Other metals are not the only materials useful for creating corrosive resistant coatings on iron and steel. Enamel, polymer or plastic, and epoxy coatings, can all be utilized in different applications, according to the Kansas Department of Transportation.
These coatings work by preventing the oxygen and other components necessary for the corrosion process from reaching the surface of the metal. Enamel works well, but, if it becomes chipped or cracked, corrosion can take place underneath the coating.
More flexible and damage-resistant materials, like polymer and epoxy-based formulas last longer and provide more corrosion protection. Even a thin layer of oil can prevent basic corrosion, which is the reason small metal items like guns are regularly coated with the substance.
Many forms of corrosion, including the process of rusting, require some amount of moisture. Removing the moisture around a piece of metal can slow or [prevent corrosion](https://homesteadycom/how-5017220-prevent-corrosionhtml), says the Die Deutschen Versicherer website.
Desiccants are compounds that absorb water from the air around them, but they must be used in sealed packages or they will simply fill up with moisture and become ineffective. Silica gel and aluminum silicate are two common desiccants and can commonly be found in food packages that would become degraded by excess moisture.

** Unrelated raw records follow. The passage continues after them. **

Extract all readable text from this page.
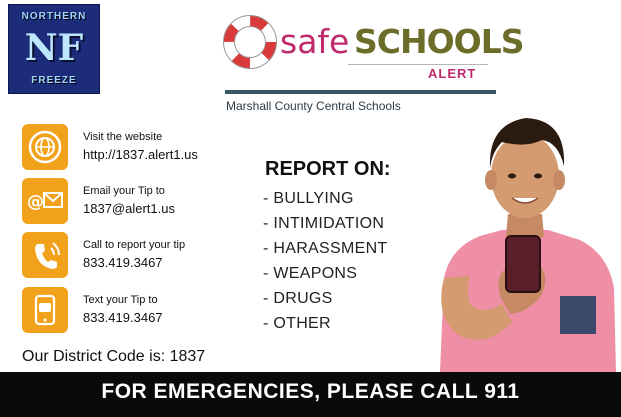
NORTHERN
NF
FREEZE
safe SCHOOLS
ALERT
Marshall County Central Schools
Visit the website
http://1837.alert1.us
@
Email your Tip to
1837@alert1.us
Call to report your tip
833.419.3467
Text your Tip to
833.419.3467
Our District Code is: 1837
REPORT ON:
- BULLYING
- INTIMIDATION
- HARASSMENT
- WEAPONS
- DRUGS
- OTHER
FOR EMERGENCIES, PLEASE CALL 911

When enough desiccant packets are added to a closed container of metal items, they can prevent corrosion for a short amount of time.
Folds and crevices in pressed metal sheets, such as those used to create the body of most cars and trucks, are often more prone to corrosion, says Wichita State University. Dirt, sand and other debris is also easily trapped in these crevices, increasing the damage from corrosion.
These minute openings are often found where sheets of metal are connected or where the edges of metal meet other materials like glass or rubber. Careful applications of protective coatings often work for these problem areas, but the best method for reducing crevice corrosion damage is to design objects with as few crevices as possible.